Mengambil makanan dari kotak makanan yang di berikan Hanabi. Aku mulai memainkan peranku sebagai orang yang ceroboh bila sedang makan.

"Ngomong-ngomong terima kasih untuk makanannya, Hanabi. Kau sampai membuatkan bekal makanan untukku, apa sebenarnya itu kau menyukaiku ya? Kalau kenyataannya begitu aku akan menerimamu dengan senang hati."

"Jangan bercanda. Aku hanya tidak ingin kita terlihat berduaan di tempat ramai, jadi aku menyiapkan bekal untuk membuatmu mau berdiam di atap denganku saat istirahat. Dan ini semua adalah untuk membuatmu bertanggung jawab karena membuat temanku semakin berkurang, hilangkan semua hal yang berhubungan dengan suka. Itu tidak mungkin untukku menyukaimu."

Itu terlalu banyak untuk alasan bukan? Hanya dengan dua baris aku sudah mengerti, jadi tolong jangan membuat kalimat penolakan lebih dari ini.

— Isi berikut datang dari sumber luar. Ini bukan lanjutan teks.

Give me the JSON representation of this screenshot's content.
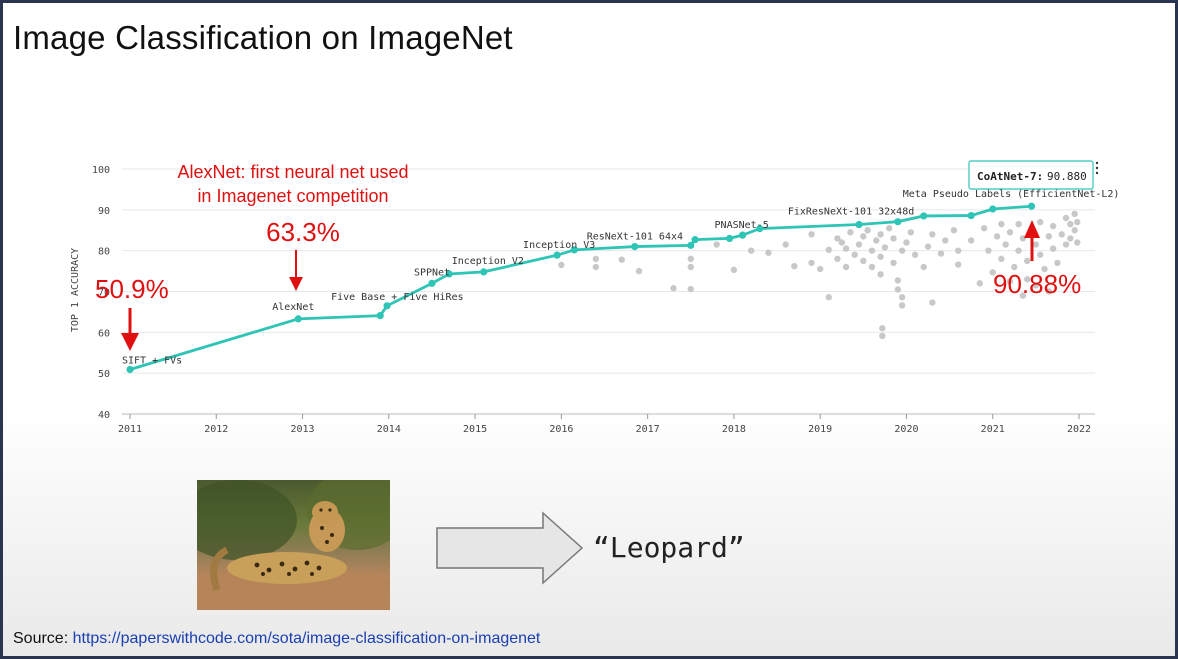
{
  "slide": {
    "title": "Image Classification on ImageNet",
    "source_label": "Source:",
    "source_url": "https://paperswithcode.com/sota/image-classification-on-imagenet",
    "output_label": "“Leopard”"
  },
  "annotations": {
    "alexnet_note_line1": "AlexNet: first neural net used",
    "alexnet_note_line2": "in Imagenet competition",
    "pct_2011": "50.9%",
    "pct_2013": "63.3%",
    "pct_2021": "90.88%",
    "tooltip_name": "CoAtNet-7:",
    "tooltip_value": "90.880"
  },
  "chart_data": {
    "type": "line",
    "ylabel": "TOP 1 ACCURACY",
    "xlabel": "",
    "xlim": [
      2011,
      2022
    ],
    "ylim": [
      40,
      100
    ],
    "x_ticks": [
      "2011",
      "2012",
      "2013",
      "2014",
      "2015",
      "2016",
      "2017",
      "2018",
      "2019",
      "2020",
      "2021",
      "2022"
    ],
    "y_ticks": [
      "40",
      "50",
      "60",
      "70",
      "80",
      "90",
      "100"
    ],
    "grid": true,
    "line_color": "#2ec4b6",
    "scatter_color": "#c8c8c8",
    "series": [
      {
        "points": [
          {
            "x": 2011.0,
            "y": 50.9
          },
          {
            "x": 2012.95,
            "y": 63.3
          },
          {
            "x": 2013.9,
            "y": 64.1
          },
          {
            "x": 2013.98,
            "y": 66.5
          },
          {
            "x": 2014.5,
            "y": 72.0
          },
          {
            "x": 2014.7,
            "y": 74.3
          },
          {
            "x": 2015.1,
            "y": 74.8
          },
          {
            "x": 2015.95,
            "y": 78.9
          },
          {
            "x": 2016.15,
            "y": 80.2
          },
          {
            "x": 2016.85,
            "y": 81.0
          },
          {
            "x": 2017.5,
            "y": 81.3
          },
          {
            "x": 2017.55,
            "y": 82.7
          },
          {
            "x": 2017.95,
            "y": 83.0
          },
          {
            "x": 2018.1,
            "y": 83.8
          },
          {
            "x": 2018.3,
            "y": 85.4
          },
          {
            "x": 2019.45,
            "y": 86.4
          },
          {
            "x": 2019.9,
            "y": 87.1
          },
          {
            "x": 2020.2,
            "y": 88.5
          },
          {
            "x": 2020.75,
            "y": 88.6
          },
          {
            "x": 2021.0,
            "y": 90.2
          },
          {
            "x": 2021.45,
            "y": 90.88
          }
        ]
      }
    ],
    "point_labels": [
      {
        "text": "SIFT + FVs",
        "x": 2011.0,
        "y": 50.9
      },
      {
        "text": "AlexNet",
        "x": 2012.95,
        "y": 63.3
      },
      {
        "text": "Five Base + Five HiRes",
        "x": 2013.98,
        "y": 66.5
      },
      {
        "text": "SPPNet",
        "x": 2014.5,
        "y": 72.0
      },
      {
        "text": "Inception V2",
        "x": 2015.1,
        "y": 74.8
      },
      {
        "text": "Inception V3",
        "x": 2015.95,
        "y": 78.9
      },
      {
        "text": "ResNeXt-101 64x4",
        "x": 2016.85,
        "y": 81.0
      },
      {
        "text": "PNASNet-5",
        "x": 2018.1,
        "y": 83.8
      },
      {
        "text": "FixResNeXt-101 32x48d",
        "x": 2019.9,
        "y": 87.1
      },
      {
        "text": "Meta Pseudo Labels (EfficientNet-L2)",
        "x": 2021.0,
        "y": 90.2
      }
    ],
    "other_models": [
      {
        "x": 2016.0,
        "y": 76.5
      },
      {
        "x": 2016.4,
        "y": 78.0
      },
      {
        "x": 2016.4,
        "y": 76.0
      },
      {
        "x": 2016.7,
        "y": 77.8
      },
      {
        "x": 2016.9,
        "y": 75.0
      },
      {
        "x": 2017.3,
        "y": 70.8
      },
      {
        "x": 2017.5,
        "y": 70.6
      },
      {
        "x": 2017.5,
        "y": 78.0
      },
      {
        "x": 2017.5,
        "y": 76.0
      },
      {
        "x": 2017.8,
        "y": 81.5
      },
      {
        "x": 2018.0,
        "y": 75.3
      },
      {
        "x": 2018.2,
        "y": 80.0
      },
      {
        "x": 2018.4,
        "y": 79.5
      },
      {
        "x": 2018.6,
        "y": 81.5
      },
      {
        "x": 2018.7,
        "y": 76.2
      },
      {
        "x": 2018.9,
        "y": 84.0
      },
      {
        "x": 2018.9,
        "y": 77.0
      },
      {
        "x": 2019.0,
        "y": 75.5
      },
      {
        "x": 2019.1,
        "y": 80.2
      },
      {
        "x": 2019.1,
        "y": 68.6
      },
      {
        "x": 2019.2,
        "y": 83.0
      },
      {
        "x": 2019.2,
        "y": 78.0
      },
      {
        "x": 2019.25,
        "y": 82.0
      },
      {
        "x": 2019.3,
        "y": 80.5
      },
      {
        "x": 2019.3,
        "y": 76.0
      },
      {
        "x": 2019.35,
        "y": 84.5
      },
      {
        "x": 2019.4,
        "y": 79.0
      },
      {
        "x": 2019.45,
        "y": 81.5
      },
      {
        "x": 2019.5,
        "y": 83.5
      },
      {
        "x": 2019.5,
        "y": 77.5
      },
      {
        "x": 2019.55,
        "y": 85.0
      },
      {
        "x": 2019.6,
        "y": 80.0
      },
      {
        "x": 2019.6,
        "y": 76.0
      },
      {
        "x": 2019.65,
        "y": 82.5
      },
      {
        "x": 2019.7,
        "y": 84.0
      },
      {
        "x": 2019.7,
        "y": 78.5
      },
      {
        "x": 2019.75,
        "y": 80.8
      },
      {
        "x": 2019.7,
        "y": 74.2
      },
      {
        "x": 2019.72,
        "y": 61.0
      },
      {
        "x": 2019.72,
        "y": 59.1
      },
      {
        "x": 2019.8,
        "y": 85.5
      },
      {
        "x": 2019.85,
        "y": 83.0
      },
      {
        "x": 2019.85,
        "y": 77.0
      },
      {
        "x": 2019.9,
        "y": 72.7
      },
      {
        "x": 2019.9,
        "y": 70.5
      },
      {
        "x": 2019.95,
        "y": 80.0
      },
      {
        "x": 2019.95,
        "y": 66.6
      },
      {
        "x": 2019.95,
        "y": 68.6
      },
      {
        "x": 2020.0,
        "y": 82.0
      },
      {
        "x": 2020.05,
        "y": 84.5
      },
      {
        "x": 2020.1,
        "y": 79.0
      },
      {
        "x": 2020.2,
        "y": 76.0
      },
      {
        "x": 2020.25,
        "y": 81.0
      },
      {
        "x": 2020.3,
        "y": 84.0
      },
      {
        "x": 2020.3,
        "y": 67.3
      },
      {
        "x": 2020.4,
        "y": 79.3
      },
      {
        "x": 2020.45,
        "y": 82.5
      },
      {
        "x": 2020.55,
        "y": 85.0
      },
      {
        "x": 2020.6,
        "y": 80.0
      },
      {
        "x": 2020.6,
        "y": 76.6
      },
      {
        "x": 2020.75,
        "y": 82.5
      },
      {
        "x": 2020.85,
        "y": 72.0
      },
      {
        "x": 2020.9,
        "y": 85.5
      },
      {
        "x": 2020.95,
        "y": 80.0
      },
      {
        "x": 2021.0,
        "y": 74.7
      },
      {
        "x": 2021.05,
        "y": 83.5
      },
      {
        "x": 2021.1,
        "y": 86.5
      },
      {
        "x": 2021.1,
        "y": 78.0
      },
      {
        "x": 2021.15,
        "y": 81.5
      },
      {
        "x": 2021.2,
        "y": 84.5
      },
      {
        "x": 2021.2,
        "y": 72.5
      },
      {
        "x": 2021.25,
        "y": 76.0
      },
      {
        "x": 2021.3,
        "y": 80.0
      },
      {
        "x": 2021.3,
        "y": 86.5
      },
      {
        "x": 2021.35,
        "y": 83.0
      },
      {
        "x": 2021.35,
        "y": 69.0
      },
      {
        "x": 2021.4,
        "y": 77.5
      },
      {
        "x": 2021.4,
        "y": 73.0
      },
      {
        "x": 2021.45,
        "y": 84.8
      },
      {
        "x": 2021.5,
        "y": 81.5
      },
      {
        "x": 2021.5,
        "y": 71.5
      },
      {
        "x": 2021.55,
        "y": 87.0
      },
      {
        "x": 2021.55,
        "y": 79.0
      },
      {
        "x": 2021.6,
        "y": 75.5
      },
      {
        "x": 2021.65,
        "y": 83.5
      },
      {
        "x": 2021.65,
        "y": 70.0
      },
      {
        "x": 2021.7,
        "y": 86.0
      },
      {
        "x": 2021.7,
        "y": 80.5
      },
      {
        "x": 2021.75,
        "y": 77.0
      },
      {
        "x": 2021.8,
        "y": 84.0
      },
      {
        "x": 2021.85,
        "y": 88.0
      },
      {
        "x": 2021.85,
        "y": 81.5
      },
      {
        "x": 2021.9,
        "y": 86.5
      },
      {
        "x": 2021.9,
        "y": 83.0
      },
      {
        "x": 2021.95,
        "y": 85.0
      },
      {
        "x": 2021.95,
        "y": 89.0
      },
      {
        "x": 2021.98,
        "y": 82.0
      },
      {
        "x": 2021.98,
        "y": 87.0
      }
    ]
  }
}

"Apa makanannya enak, senpai?"

"Enak. Untukku yang hanya memakan makanan instan sehari-harinya makanan buatanmu sudah sangat enak."

"Padahal jika kau tidak menambahkan kalimat " Untukku yang hanya memakan makanan instan sehari-harinya" aku pasti akan sangat senang. Dan mungkin juga jatuh cinta padamu, senpai."

"Benarkah?"

"Tidak."

"Sialan."

Percakapan panjang ini membuatku lupa tentang membuat dia mengambil makanan di wajahku.

Semuanya terasa enak saat berada di mulutku. Walau cuaca hari ini cerah dan matahari berada di atas kepalaku, rasa panas itu terganti dengan rasa hangat yang berasal dari sampingku.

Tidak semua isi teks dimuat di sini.